Sadly, I find myself more confused than ever, and less sure what to do.
The "problem", if you can call it that, is that I don't overwhelmingly hate my job. If I did, the decision would be easy. There are certainly days that I hate my job and fantasize about resigning, where the despair is so deep that I can't see my way out of it. But there are things that I love about my job, too, and days where I do literally pinch myself and dance around my office (with my door closed, of course) because I love my job so much.
There are a few central questions that I find myself coming back to again and again:
1. Do the bad days outweigh the good days, and by how much?
2. How much of the love/hate has to do with the institution/department, and how much with the general parameters of a job as "assistant professor"?
3. Would things really be better somewhere else, or would I feel this way pretty much anywhere? (In other words, do the majority of the problems come from individual institutions or the culture of the field?)
It turns out that these are hard questions to answer.
When I started this post, I thought that it would be a self-contained post. But as I'm writing this, I'm beginning to see that this is definitely a larger topic than a one-shot post warrants. So over the next several days, I'll be addressing my thought process, framed by the questions above, around this issue (for my personal circumstance). Partly to help put my own thoughts into perspective, and partly because I think this is something that women and underrepresented minorities in STEM fields deal with frequently. You know, the whole "fit" thing. So I do hope that those of you who have thought about this, recently or otherwise, will chime in in the comments with your stories and how you gained clarity or acceptance or whatever---how you made peace with your own choices on whether to stay or go.
One last thought: I keep coming back to the analogy of a bad relationship when thinking about my current circumstance.

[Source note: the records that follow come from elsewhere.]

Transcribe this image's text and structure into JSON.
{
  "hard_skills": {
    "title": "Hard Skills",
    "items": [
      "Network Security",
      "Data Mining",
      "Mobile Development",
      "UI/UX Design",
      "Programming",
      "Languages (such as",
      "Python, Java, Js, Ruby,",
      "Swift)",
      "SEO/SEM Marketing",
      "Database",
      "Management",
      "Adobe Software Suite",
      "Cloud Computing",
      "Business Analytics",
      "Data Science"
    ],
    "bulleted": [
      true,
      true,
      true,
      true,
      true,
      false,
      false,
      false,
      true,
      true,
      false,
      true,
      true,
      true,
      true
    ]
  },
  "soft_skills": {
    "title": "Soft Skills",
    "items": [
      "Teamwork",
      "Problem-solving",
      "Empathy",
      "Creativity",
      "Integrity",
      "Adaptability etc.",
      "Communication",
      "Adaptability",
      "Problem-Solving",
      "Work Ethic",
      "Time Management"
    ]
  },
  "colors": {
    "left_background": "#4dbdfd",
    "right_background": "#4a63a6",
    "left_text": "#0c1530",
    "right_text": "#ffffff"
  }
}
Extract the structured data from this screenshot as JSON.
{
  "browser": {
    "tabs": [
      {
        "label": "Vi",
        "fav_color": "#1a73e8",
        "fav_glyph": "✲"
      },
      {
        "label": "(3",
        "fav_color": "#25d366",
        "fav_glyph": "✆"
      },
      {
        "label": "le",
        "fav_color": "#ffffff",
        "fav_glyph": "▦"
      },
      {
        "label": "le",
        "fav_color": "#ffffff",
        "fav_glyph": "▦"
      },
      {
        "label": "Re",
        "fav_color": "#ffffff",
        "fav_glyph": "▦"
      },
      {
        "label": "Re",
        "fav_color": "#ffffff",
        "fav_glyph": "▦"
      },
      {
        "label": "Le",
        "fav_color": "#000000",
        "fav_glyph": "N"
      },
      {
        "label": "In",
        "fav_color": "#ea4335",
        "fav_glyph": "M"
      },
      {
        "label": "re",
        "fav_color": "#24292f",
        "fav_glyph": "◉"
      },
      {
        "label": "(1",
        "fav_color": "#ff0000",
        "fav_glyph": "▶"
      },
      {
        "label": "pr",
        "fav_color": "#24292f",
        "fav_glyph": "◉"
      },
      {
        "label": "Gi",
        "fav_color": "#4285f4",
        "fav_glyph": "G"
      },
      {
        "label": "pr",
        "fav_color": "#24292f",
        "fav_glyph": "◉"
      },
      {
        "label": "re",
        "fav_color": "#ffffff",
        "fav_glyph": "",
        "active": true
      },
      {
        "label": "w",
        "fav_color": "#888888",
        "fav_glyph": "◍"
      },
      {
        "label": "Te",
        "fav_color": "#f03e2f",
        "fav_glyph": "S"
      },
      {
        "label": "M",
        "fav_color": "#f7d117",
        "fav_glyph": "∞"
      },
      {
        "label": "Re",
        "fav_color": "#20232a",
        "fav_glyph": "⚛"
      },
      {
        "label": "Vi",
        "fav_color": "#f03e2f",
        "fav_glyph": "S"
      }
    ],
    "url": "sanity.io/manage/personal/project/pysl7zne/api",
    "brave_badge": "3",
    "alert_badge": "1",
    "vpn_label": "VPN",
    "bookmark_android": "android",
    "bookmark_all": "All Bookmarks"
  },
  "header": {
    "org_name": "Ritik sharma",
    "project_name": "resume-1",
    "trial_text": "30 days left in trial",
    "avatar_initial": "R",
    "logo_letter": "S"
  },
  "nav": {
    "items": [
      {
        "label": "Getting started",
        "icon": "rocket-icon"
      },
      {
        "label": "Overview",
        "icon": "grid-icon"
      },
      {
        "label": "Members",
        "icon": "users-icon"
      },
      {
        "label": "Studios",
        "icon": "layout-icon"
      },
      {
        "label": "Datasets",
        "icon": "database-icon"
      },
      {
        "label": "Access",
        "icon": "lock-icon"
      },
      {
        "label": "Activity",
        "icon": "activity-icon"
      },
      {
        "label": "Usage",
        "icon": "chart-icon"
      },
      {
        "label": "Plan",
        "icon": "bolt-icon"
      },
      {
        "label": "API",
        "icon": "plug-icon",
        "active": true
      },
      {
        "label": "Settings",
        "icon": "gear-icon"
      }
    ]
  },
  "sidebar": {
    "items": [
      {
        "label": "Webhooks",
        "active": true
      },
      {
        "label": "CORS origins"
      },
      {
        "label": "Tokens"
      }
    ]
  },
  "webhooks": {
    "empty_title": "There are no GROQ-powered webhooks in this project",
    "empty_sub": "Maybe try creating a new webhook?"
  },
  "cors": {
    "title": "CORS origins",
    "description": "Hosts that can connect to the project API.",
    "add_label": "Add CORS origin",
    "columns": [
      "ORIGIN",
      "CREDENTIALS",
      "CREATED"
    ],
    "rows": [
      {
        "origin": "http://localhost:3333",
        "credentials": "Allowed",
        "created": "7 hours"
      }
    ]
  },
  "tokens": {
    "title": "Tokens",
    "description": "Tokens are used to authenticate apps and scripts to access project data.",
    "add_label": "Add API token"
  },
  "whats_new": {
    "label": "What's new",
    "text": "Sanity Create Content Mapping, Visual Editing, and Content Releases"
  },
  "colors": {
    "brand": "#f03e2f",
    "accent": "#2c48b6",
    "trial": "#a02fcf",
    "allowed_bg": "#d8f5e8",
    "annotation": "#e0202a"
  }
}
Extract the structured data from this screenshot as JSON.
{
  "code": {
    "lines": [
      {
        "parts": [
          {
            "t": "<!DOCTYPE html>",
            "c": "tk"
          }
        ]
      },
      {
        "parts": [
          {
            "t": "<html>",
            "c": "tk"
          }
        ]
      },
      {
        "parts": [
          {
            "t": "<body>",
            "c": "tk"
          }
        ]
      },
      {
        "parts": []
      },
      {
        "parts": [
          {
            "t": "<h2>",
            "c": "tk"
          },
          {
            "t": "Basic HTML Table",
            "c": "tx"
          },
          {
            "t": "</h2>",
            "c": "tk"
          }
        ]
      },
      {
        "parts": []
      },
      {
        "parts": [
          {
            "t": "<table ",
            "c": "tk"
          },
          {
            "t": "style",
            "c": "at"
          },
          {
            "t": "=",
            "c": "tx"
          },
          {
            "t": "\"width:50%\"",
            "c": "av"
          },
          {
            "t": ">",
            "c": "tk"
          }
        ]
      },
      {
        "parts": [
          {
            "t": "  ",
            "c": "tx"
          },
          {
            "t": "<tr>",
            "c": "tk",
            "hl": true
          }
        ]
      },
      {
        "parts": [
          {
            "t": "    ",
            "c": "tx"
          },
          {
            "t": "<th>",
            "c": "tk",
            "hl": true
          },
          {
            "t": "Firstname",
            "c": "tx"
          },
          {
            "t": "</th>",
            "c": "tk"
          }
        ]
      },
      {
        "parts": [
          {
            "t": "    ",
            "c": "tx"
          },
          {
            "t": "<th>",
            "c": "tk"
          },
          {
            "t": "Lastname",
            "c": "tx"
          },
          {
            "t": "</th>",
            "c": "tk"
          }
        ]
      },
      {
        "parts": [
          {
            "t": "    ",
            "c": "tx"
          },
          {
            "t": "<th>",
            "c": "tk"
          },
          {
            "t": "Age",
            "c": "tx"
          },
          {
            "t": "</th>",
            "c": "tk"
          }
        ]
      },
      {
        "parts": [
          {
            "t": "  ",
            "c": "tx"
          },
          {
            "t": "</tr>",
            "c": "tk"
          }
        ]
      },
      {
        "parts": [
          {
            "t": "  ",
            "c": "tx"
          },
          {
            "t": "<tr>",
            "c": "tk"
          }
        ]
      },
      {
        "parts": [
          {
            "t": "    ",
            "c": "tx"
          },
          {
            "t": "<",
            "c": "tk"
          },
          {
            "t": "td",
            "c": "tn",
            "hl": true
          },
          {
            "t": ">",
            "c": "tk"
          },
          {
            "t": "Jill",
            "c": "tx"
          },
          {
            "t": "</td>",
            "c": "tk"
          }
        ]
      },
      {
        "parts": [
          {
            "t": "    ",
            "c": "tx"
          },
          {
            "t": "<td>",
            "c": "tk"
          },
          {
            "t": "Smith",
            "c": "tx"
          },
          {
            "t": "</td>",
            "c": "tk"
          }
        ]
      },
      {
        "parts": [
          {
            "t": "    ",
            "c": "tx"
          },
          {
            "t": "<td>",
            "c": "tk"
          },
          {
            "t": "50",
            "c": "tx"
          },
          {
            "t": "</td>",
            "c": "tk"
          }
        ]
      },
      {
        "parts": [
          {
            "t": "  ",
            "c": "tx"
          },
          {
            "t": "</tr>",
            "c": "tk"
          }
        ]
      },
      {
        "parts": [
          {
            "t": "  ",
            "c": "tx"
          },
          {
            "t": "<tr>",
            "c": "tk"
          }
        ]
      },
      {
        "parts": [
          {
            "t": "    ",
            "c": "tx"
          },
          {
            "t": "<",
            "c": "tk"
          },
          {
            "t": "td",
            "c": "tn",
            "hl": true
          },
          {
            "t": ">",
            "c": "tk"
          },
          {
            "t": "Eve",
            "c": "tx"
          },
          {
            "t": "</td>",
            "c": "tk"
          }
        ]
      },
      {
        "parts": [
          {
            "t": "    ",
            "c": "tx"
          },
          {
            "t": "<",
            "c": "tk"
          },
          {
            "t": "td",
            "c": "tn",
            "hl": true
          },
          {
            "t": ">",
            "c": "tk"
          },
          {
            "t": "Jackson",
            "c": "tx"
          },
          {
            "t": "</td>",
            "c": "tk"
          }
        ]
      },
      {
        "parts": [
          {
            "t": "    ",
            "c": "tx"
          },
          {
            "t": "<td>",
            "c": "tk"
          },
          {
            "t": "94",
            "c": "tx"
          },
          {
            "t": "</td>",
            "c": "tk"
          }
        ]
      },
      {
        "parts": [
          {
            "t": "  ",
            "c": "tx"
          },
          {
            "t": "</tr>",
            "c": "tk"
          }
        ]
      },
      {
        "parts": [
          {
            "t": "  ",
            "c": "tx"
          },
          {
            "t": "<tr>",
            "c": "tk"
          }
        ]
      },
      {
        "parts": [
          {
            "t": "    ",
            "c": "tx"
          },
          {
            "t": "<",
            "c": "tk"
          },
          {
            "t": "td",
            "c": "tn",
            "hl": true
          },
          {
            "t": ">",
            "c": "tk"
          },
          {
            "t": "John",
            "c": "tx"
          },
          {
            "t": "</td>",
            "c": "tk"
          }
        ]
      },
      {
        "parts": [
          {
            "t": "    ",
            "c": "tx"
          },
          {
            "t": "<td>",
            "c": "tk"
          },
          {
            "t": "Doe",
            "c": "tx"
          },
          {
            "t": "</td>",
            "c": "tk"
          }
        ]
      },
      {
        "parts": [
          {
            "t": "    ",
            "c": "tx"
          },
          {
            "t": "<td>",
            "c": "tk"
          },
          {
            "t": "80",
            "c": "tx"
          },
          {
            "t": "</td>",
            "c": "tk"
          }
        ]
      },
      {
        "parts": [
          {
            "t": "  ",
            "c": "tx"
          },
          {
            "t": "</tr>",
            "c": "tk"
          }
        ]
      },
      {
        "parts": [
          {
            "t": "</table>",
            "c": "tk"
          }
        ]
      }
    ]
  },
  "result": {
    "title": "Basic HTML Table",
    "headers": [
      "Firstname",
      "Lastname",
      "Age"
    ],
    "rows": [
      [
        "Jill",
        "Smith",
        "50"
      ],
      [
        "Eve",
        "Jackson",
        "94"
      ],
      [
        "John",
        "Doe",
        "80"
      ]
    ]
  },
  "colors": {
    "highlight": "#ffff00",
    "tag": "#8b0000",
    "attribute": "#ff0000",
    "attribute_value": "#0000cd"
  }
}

Sometimes when you find yourself in a bad relationship, you go into denial, thinking that things really aren't that bad and that if you just do X, Y, or Z then things will improve. You focus on the good and gloss over the bad. Part of my struggle to think about my situation clearly is that I really still can't tell if I'm in a bad relationship here or not, or if this is par for the course. (And this is where this whole blogging community really helps: the whole sharing of stories is one way to help us figure out whether our circumstances are normal or outliers.)